So from this year I decided to celebrate my future birthdays, perhaps those I might not have and so I had the baker put this on my cake and had a couple of fantastic birthday parties this year. (Why limit yourself to one?)
So here is to me this year and for many, many, many, many years after.
Early this year I walked into my bedroom showered, tired, and ready for bed. Flipped the light. Baby spider was on my pillow. We both looked at each other for a beat. I charged, it JUMPED behind the bed, and I slept in the other room. I am not an arachnophob. Not really. Unnerved. Unsettled. Proof that they live amongst us both fascinates me and puts me on edge and, yes, terrifies me.
Walking through Dejima’s orchards and gardens in the rain — umbrella in one hand, camera in the other — I dodged a few spiders perched eye level to me (because no one else walking though is 192cm/6’4″ they can spin their webs lower than I’d like) until I walked face first into one.
Instinct and expectations collided — I am a man, I can not scream!
I shuddered deeply from within, shook my head violently from side to side, managed to drop my shoulder bag on the wet ground and land my camera on top. With one self possessed step forward I practically undulated with complete and total revulsion and fear.
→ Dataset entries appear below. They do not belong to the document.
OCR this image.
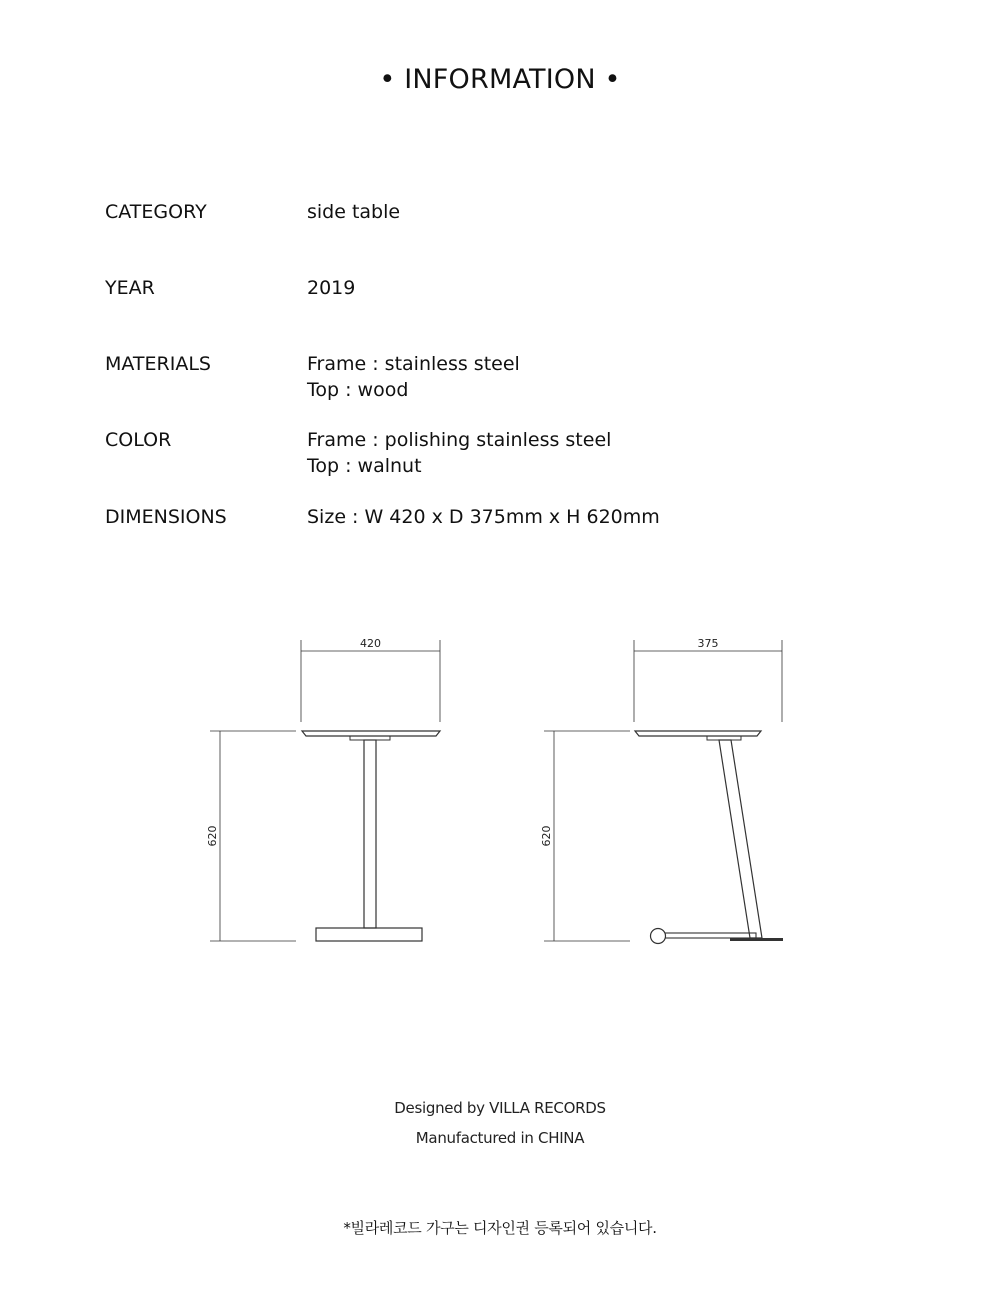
• INFORMATION •
CATEGORY	side table
YEAR	2019
MATERIALS	Frame : stainless steel
Top : wood
COLOR	Frame : polishing stainless steel
Top : walnut
DIMENSIONS	Size : W 420 x D 375mm x H 620mm
420
620
375
620
Designed by VILLA RECORDS
Manufactured in CHINA
*빌라레코드 가구는 디자인권 등록되어 있습니다.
I don’t know how I didn’t scream or completely freak out in a dance.
I couldn’t bring myself to pat myself down for a spider check so dropped my umbrella over my camera and calmly walked over to a near by gardner and told what happened. I asked if he wouldn’t mind checking if I missed any “web” on my person.
I was spider free.
I am in awe of what social expectations and a ridged idea of how one thinks they should behave can, thankfully, reign in even the primeval emotions hidden deep, deep within. Remember that the next time you get pissed at someone. 😉
And ladies and gentlemen, that is how I’ve come to post this set of pics from Nagasaki.